Have you ever seen someone for the very first time and just knew that someday you would fall in love with them. That’s how my story began with him. I saw him from across the room and just like that, I knew that I had to know him.
Looking back there were probably signs telling me to stop…But something just drew me to him, I wanted to know everything about him. It wasn’t long till we were nearly inseparable. We would stay up late talking, a day was too long not to see each other, we shared our secrets and our fears. And I gave my heart away to him. I thought things could not get any better, it felt like a dream. He was my safe place to run to, the one who took care of me when I was sick and the one I shared so many laughs with.
Soon I found that my biggest priority was him. And the only dream I had was to be with him forever. I lost myself… I forgot the things I dreamed about. I thought the only thing that mattered was my relationship with him. I didn’t concern myself with anyone or anything else. I didn’t know who I was. I only knew that I was his and I thought that was enough. He meant the world to me. And him being my world was completely fine with me, or so I thought.
But then things got tough and we went our separate ways. This left me so broken. I had made him my everything so when things had to end I believed that I had lost everything. I didn’t know what mattered to me anymore. I didn’t have any dreams, he was my dream. I felt empty.
It was months before I really started to pick up the pieces and try to put myself back together. It wasn’t for a very long time that I even realized that I had forgotten myself, I forgot who I wanted to be and I forgot the dreams and gifts that God had given me.
I put my relationship above all other priorities, even above the calling God had put on my life.

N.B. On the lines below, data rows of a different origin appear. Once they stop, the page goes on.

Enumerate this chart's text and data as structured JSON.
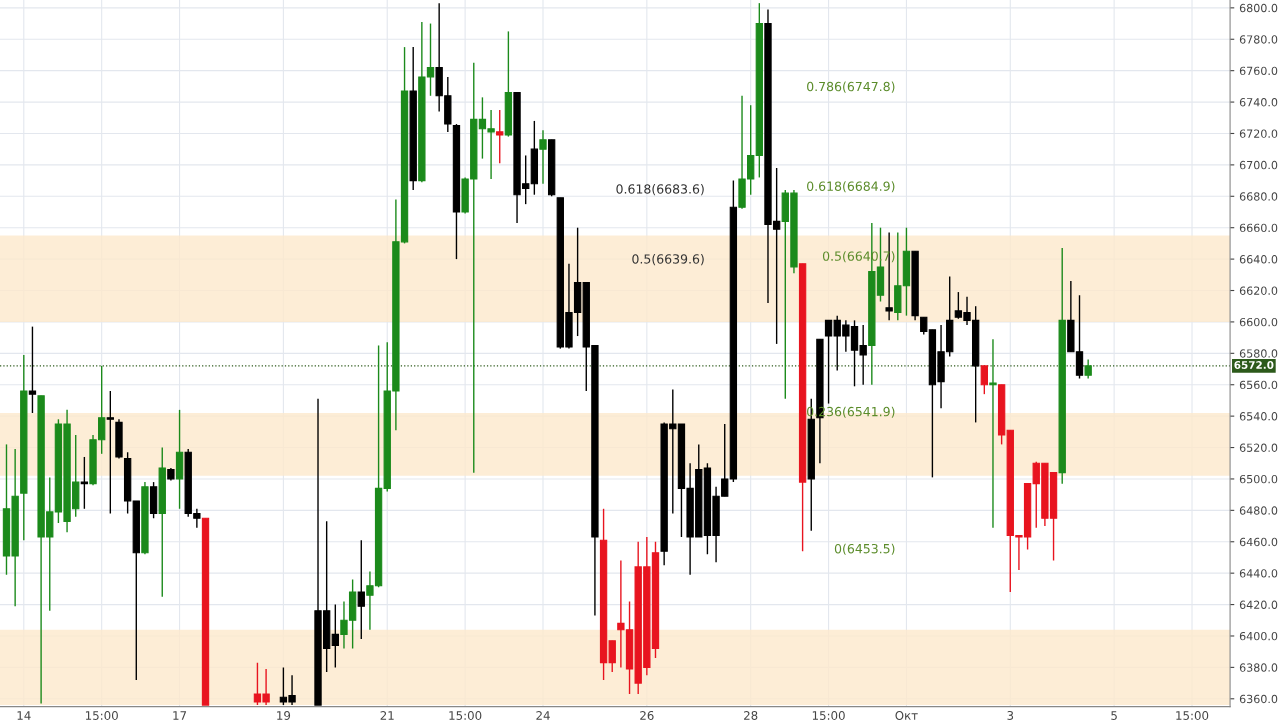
{
  "chart_data": {
    "type": "candlestick",
    "categories": [
      null,
      null,
      "14",
      null,
      null,
      null,
      null,
      null,
      null,
      null,
      null,
      "15:00",
      null,
      null,
      null,
      null,
      null,
      null,
      null,
      null,
      "17",
      null,
      null,
      null,
      null,
      null,
      null,
      null,
      null,
      null,
      null,
      null,
      "19",
      null,
      null,
      null,
      null,
      null,
      null,
      null,
      null,
      null,
      null,
      null,
      "21",
      null,
      null,
      null,
      null,
      null,
      null,
      null,
      null,
      "15:00",
      null,
      null,
      null,
      null,
      null,
      null,
      null,
      null,
      "24",
      null,
      null,
      null,
      null,
      null,
      null,
      null,
      null,
      null,
      null,
      null,
      "26",
      null,
      null,
      null,
      null,
      null,
      null,
      null,
      null,
      null,
      null,
      null,
      "28",
      null,
      null,
      null,
      null,
      null,
      null,
      null,
      null,
      "15:00",
      null,
      null,
      null,
      null,
      null,
      null,
      null,
      null,
      "Окт",
      null,
      null,
      null,
      null,
      null,
      null,
      null,
      null,
      null,
      null,
      null,
      "3",
      null,
      null,
      null,
      null,
      null,
      null,
      null,
      null,
      null,
      null,
      null,
      "5",
      null,
      null,
      null,
      null,
      null,
      null,
      null,
      null,
      "15:00",
      null,
      null,
      null,
      null
    ],
    "ohlc": [
      [
        6451,
        6522,
        6439,
        6481
      ],
      [
        6451,
        6519,
        6419,
        6489
      ],
      [
        6491,
        6579,
        6461,
        6556
      ],
      [
        6556,
        6597,
        6542,
        6554
      ],
      [
        6463,
        6553,
        6357,
        6553
      ],
      [
        6463,
        6501,
        6416,
        6479
      ],
      [
        6479,
        6538,
        6472,
        6535
      ],
      [
        6473,
        6544,
        6466,
        6535
      ],
      [
        6481,
        6528,
        6476,
        6498
      ],
      [
        6498,
        6514,
        6481,
        6497
      ],
      [
        6497,
        6528,
        6496,
        6525
      ],
      [
        6525,
        6572,
        6516,
        6539
      ],
      [
        6539,
        6556,
        6478,
        6538
      ],
      [
        6536,
        6538,
        6513,
        6514
      ],
      [
        6513,
        6517,
        6478,
        6486
      ],
      [
        6486,
        6486,
        6372,
        6453
      ],
      [
        6453,
        6498,
        6452,
        6495
      ],
      [
        6495,
        6498,
        6475,
        6478
      ],
      [
        6478,
        6520,
        6425,
        6507
      ],
      [
        6506,
        6507,
        6499,
        6500
      ],
      [
        6500,
        6544,
        6481,
        6517
      ],
      [
        6517,
        6519,
        6476,
        6478
      ],
      [
        6478,
        6481,
        6469,
        6475
      ],
      [
        6475,
        6475,
        6356,
        6356
      ],
      null,
      null,
      null,
      null,
      null,
      [
        6363,
        6383,
        6356,
        6358
      ],
      [
        6363,
        6379,
        6356,
        6358
      ],
      null,
      [
        6361,
        6380,
        6356,
        6358
      ],
      [
        6362,
        6375,
        6356,
        6358
      ],
      null,
      null,
      [
        6416,
        6551,
        6356,
        6356
      ],
      [
        6416,
        6473,
        6377,
        6392
      ],
      [
        6401,
        6420,
        6380,
        6394
      ],
      [
        6401,
        6422,
        6392,
        6410
      ],
      [
        6410,
        6436,
        6392,
        6428
      ],
      [
        6428,
        6461,
        6398,
        6419
      ],
      [
        6426,
        6441,
        6404,
        6432
      ],
      [
        6432,
        6585,
        6431,
        6494
      ],
      [
        6494,
        6587,
        6492,
        6556
      ],
      [
        6556,
        6678,
        6531,
        6651
      ],
      [
        6651,
        6775,
        6650,
        6747
      ],
      [
        6747,
        6775,
        6684,
        6690
      ],
      [
        6690,
        6791,
        6689,
        6756
      ],
      [
        6756,
        6790,
        6744,
        6762
      ],
      [
        6762,
        6803,
        6734,
        6744
      ],
      [
        6744,
        6756,
        6721,
        6726
      ],
      [
        6725,
        6726,
        6640,
        6670
      ],
      [
        6670,
        6692,
        6669,
        6691
      ],
      [
        6691,
        6765,
        6504,
        6729
      ],
      [
        6723,
        6743,
        6704,
        6729
      ],
      [
        6721,
        6735,
        6691,
        6723
      ],
      [
        6721,
        6735,
        6701,
        6719
      ],
      [
        6719,
        6785,
        6718,
        6746
      ],
      [
        6746,
        6746,
        6663,
        6681
      ],
      [
        6688,
        6706,
        6675,
        6685
      ],
      [
        6710,
        6728,
        6681,
        6688
      ],
      [
        6710,
        6722,
        6688,
        6716
      ],
      [
        6716,
        6716,
        6680,
        6681
      ],
      [
        6679,
        6679,
        6583,
        6584
      ],
      [
        6606,
        6637,
        6583,
        6584
      ],
      [
        6625,
        6660,
        6591,
        6606
      ],
      [
        6625,
        6625,
        6556,
        6584
      ],
      [
        6585,
        6585,
        6413,
        6463
      ],
      [
        6461,
        6481,
        6372,
        6383
      ],
      [
        6397,
        6397,
        6377,
        6383
      ],
      [
        6408,
        6448,
        6380,
        6404
      ],
      [
        6404,
        6422,
        6363,
        6379
      ],
      [
        6444,
        6460,
        6363,
        6370
      ],
      [
        6444,
        6463,
        6375,
        6380
      ],
      [
        6453,
        6460,
        6386,
        6392
      ],
      [
        6535,
        6536,
        6445,
        6454
      ],
      [
        6535,
        6557,
        6478,
        6532
      ],
      [
        6535,
        6535,
        6463,
        6494
      ],
      [
        6494,
        6510,
        6439,
        6463
      ],
      [
        6506,
        6522,
        6463,
        6463
      ],
      [
        6507,
        6510,
        6452,
        6464
      ],
      [
        6489,
        6495,
        6447,
        6464
      ],
      [
        6500,
        6535,
        6489,
        6489
      ],
      [
        6673,
        6690,
        6498,
        6500
      ],
      [
        6673,
        6744,
        6672,
        6691
      ],
      [
        6691,
        6738,
        6681,
        6706
      ],
      [
        6706,
        6803,
        6692,
        6790
      ],
      [
        6790,
        6799,
        6612,
        6662
      ],
      [
        6664,
        6698,
        6586,
        6659
      ],
      [
        6664,
        6684,
        6551,
        6682
      ],
      [
        6635,
        6684,
        6631,
        6682
      ],
      [
        6637,
        6637,
        6454,
        6498
      ],
      [
        6538,
        6551,
        6467,
        6500
      ],
      [
        6589,
        6589,
        6510,
        6539
      ],
      [
        6601,
        6601,
        6548,
        6591
      ],
      [
        6601,
        6604,
        6569,
        6591
      ],
      [
        6598,
        6601,
        6581,
        6591
      ],
      [
        6597,
        6601,
        6559,
        6582
      ],
      [
        6585,
        6598,
        6560,
        6579
      ],
      [
        6585,
        6663,
        6560,
        6632
      ],
      [
        6617,
        6660,
        6613,
        6635
      ],
      [
        6609,
        6657,
        6601,
        6607
      ],
      [
        6606,
        6657,
        6601,
        6623
      ],
      [
        6623,
        6660,
        6604,
        6645
      ],
      [
        6645,
        6645,
        6601,
        6604
      ],
      [
        6603,
        6603,
        6592,
        6594
      ],
      [
        6595,
        6595,
        6501,
        6560
      ],
      [
        6581,
        6598,
        6545,
        6562
      ],
      [
        6601,
        6629,
        6578,
        6581
      ],
      [
        6607,
        6619,
        6602,
        6603
      ],
      [
        6606,
        6616,
        6598,
        6601
      ],
      [
        6601,
        6610,
        6536,
        6572
      ],
      [
        6572,
        6572,
        6554,
        6560
      ],
      [
        6560,
        6589,
        6469,
        6561
      ],
      [
        6560,
        6560,
        6522,
        6528
      ],
      [
        6531,
        6531,
        6428,
        6464
      ],
      [
        6464,
        6464,
        6442,
        6463
      ],
      [
        6497,
        6497,
        6455,
        6463
      ],
      [
        6510,
        6511,
        6469,
        6497
      ],
      [
        6510,
        6510,
        6470,
        6475
      ],
      [
        6504,
        6504,
        6448,
        6475
      ],
      [
        6504,
        6647,
        6497,
        6601
      ],
      [
        6601,
        6626,
        6581,
        6581
      ],
      [
        6581,
        6617,
        6564,
        6566
      ],
      [
        6566,
        6576,
        6564,
        6572
      ],
      null,
      null,
      null,
      null,
      null,
      null,
      null,
      null,
      null,
      null,
      null,
      null,
      null,
      null,
      null,
      null
    ],
    "colors": [
      "#1b8a1b",
      "#1b8a1b",
      "#1b8a1b",
      "#000000",
      "#1b8a1b",
      "#1b8a1b",
      "#1b8a1b",
      "#1b8a1b",
      "#1b8a1b",
      "#000000",
      "#1b8a1b",
      "#1b8a1b",
      "#000000",
      "#000000",
      "#000000",
      "#000000",
      "#1b8a1b",
      "#000000",
      "#1b8a1b",
      "#000000",
      "#1b8a1b",
      "#000000",
      "#000000",
      "#e8141f",
      null,
      null,
      null,
      null,
      null,
      "#e8141f",
      "#e8141f",
      null,
      "#000000",
      "#000000",
      null,
      null,
      "#000000",
      "#000000",
      "#000000",
      "#1b8a1b",
      "#1b8a1b",
      "#000000",
      "#1b8a1b",
      "#1b8a1b",
      "#1b8a1b",
      "#1b8a1b",
      "#1b8a1b",
      "#000000",
      "#1b8a1b",
      "#1b8a1b",
      "#000000",
      "#000000",
      "#000000",
      "#1b8a1b",
      "#1b8a1b",
      "#1b8a1b",
      "#1b8a1b",
      "#e8141f",
      "#1b8a1b",
      "#000000",
      "#000000",
      "#000000",
      "#1b8a1b",
      "#000000",
      "#000000",
      "#000000",
      "#000000",
      "#000000",
      "#000000",
      "#e8141f",
      "#e8141f",
      "#e8141f",
      "#e8141f",
      "#e8141f",
      "#e8141f",
      "#e8141f",
      "#000000",
      "#000000",
      "#000000",
      "#000000",
      "#000000",
      "#000000",
      "#000000",
      "#000000",
      "#000000",
      "#1b8a1b",
      "#1b8a1b",
      "#1b8a1b",
      "#000000",
      "#000000",
      "#1b8a1b",
      "#1b8a1b",
      "#e8141f",
      "#000000",
      "#000000",
      "#000000",
      "#000000",
      "#000000",
      "#000000",
      "#000000",
      "#1b8a1b",
      "#1b8a1b",
      "#000000",
      "#1b8a1b",
      "#1b8a1b",
      "#000000",
      "#000000",
      "#000000",
      "#000000",
      "#000000",
      "#000000",
      "#000000",
      "#000000",
      "#e8141f",
      "#1b8a1b",
      "#e8141f",
      "#e8141f",
      "#e8141f",
      "#e8141f",
      "#e8141f",
      "#e8141f",
      "#e8141f",
      "#1b8a1b",
      "#000000",
      "#000000",
      "#1b8a1b",
      null,
      null,
      null,
      null,
      null,
      null,
      null,
      null,
      null,
      null,
      null,
      null,
      null,
      null,
      null,
      null
    ],
    "ylim": [
      6355,
      6805
    ],
    "yticks": [
      {
        "value": 6360,
        "label": "6360.0"
      },
      {
        "value": 6380,
        "label": "6380.0"
      },
      {
        "value": 6400,
        "label": "6400.0"
      },
      {
        "value": 6420,
        "label": "6420.0"
      },
      {
        "value": 6440,
        "label": "6440.0"
      },
      {
        "value": 6460,
        "label": "6460.0"
      },
      {
        "value": 6480,
        "label": "6480.0"
      },
      {
        "value": 6500,
        "label": "6500.0"
      },
      {
        "value": 6520,
        "label": "6520.0"
      },
      {
        "value": 6540,
        "label": "6540.0"
      },
      {
        "value": 6560,
        "label": "6560.0"
      },
      {
        "value": 6580,
        "label": "6580.0"
      },
      {
        "value": 6600,
        "label": "6600.0"
      },
      {
        "value": 6620,
        "label": "6620.0"
      },
      {
        "value": 6640,
        "label": "6640.0"
      },
      {
        "value": 6660,
        "label": "6660.0"
      },
      {
        "value": 6680,
        "label": "6680.0"
      },
      {
        "value": 6700,
        "label": "6700.0"
      },
      {
        "value": 6720,
        "label": "6720.0"
      },
      {
        "value": 6740,
        "label": "6740.0"
      },
      {
        "value": 6760,
        "label": "6760.0"
      },
      {
        "value": 6780,
        "label": "6780.0"
      },
      {
        "value": 6800,
        "label": "6800.0"
      }
    ],
    "grid": true,
    "bands": [
      {
        "axis": "y",
        "from": 6600,
        "to": 6655,
        "color": "#fde8cc"
      },
      {
        "axis": "y",
        "from": 6502,
        "to": 6542,
        "color": "#fde8cc"
      },
      {
        "axis": "y",
        "from": 6356,
        "to": 6404,
        "color": "#fde8cc"
      }
    ],
    "ref_lines": [
      {
        "axis": "y",
        "value": 6572,
        "label": "6572.0",
        "color": "#2d5a1b",
        "line_style": "dotted"
      }
    ],
    "annotations": [
      "0.618(6683.6)",
      "0.5(6639.6)",
      "0.786(6747.8)",
      "0.618(6684.9)",
      "0.5(6640.7)",
      "0.236(6541.9)",
      "0(6453.5)"
    ]
  }
}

I was able to be so destroyed by a relationship because I forgot the things God had called me to. I forgot the purpose God had for my life was so much bigger than being somebody’s girlfriend.
I forgot that God had called me and you, to love other as ourselves. I couldn’t do that with my vision so clouded with myself and my relationship. I couldn’t see anyone else’s hurts because I was so consumed by own relationship and my own hurts.
Don’t forget that God has a plan for you. He has so much more in store for you. Don’t allow yourself to become so consumed with a relationship that you forget that you were made for a purpose that is even greater than you could imagine.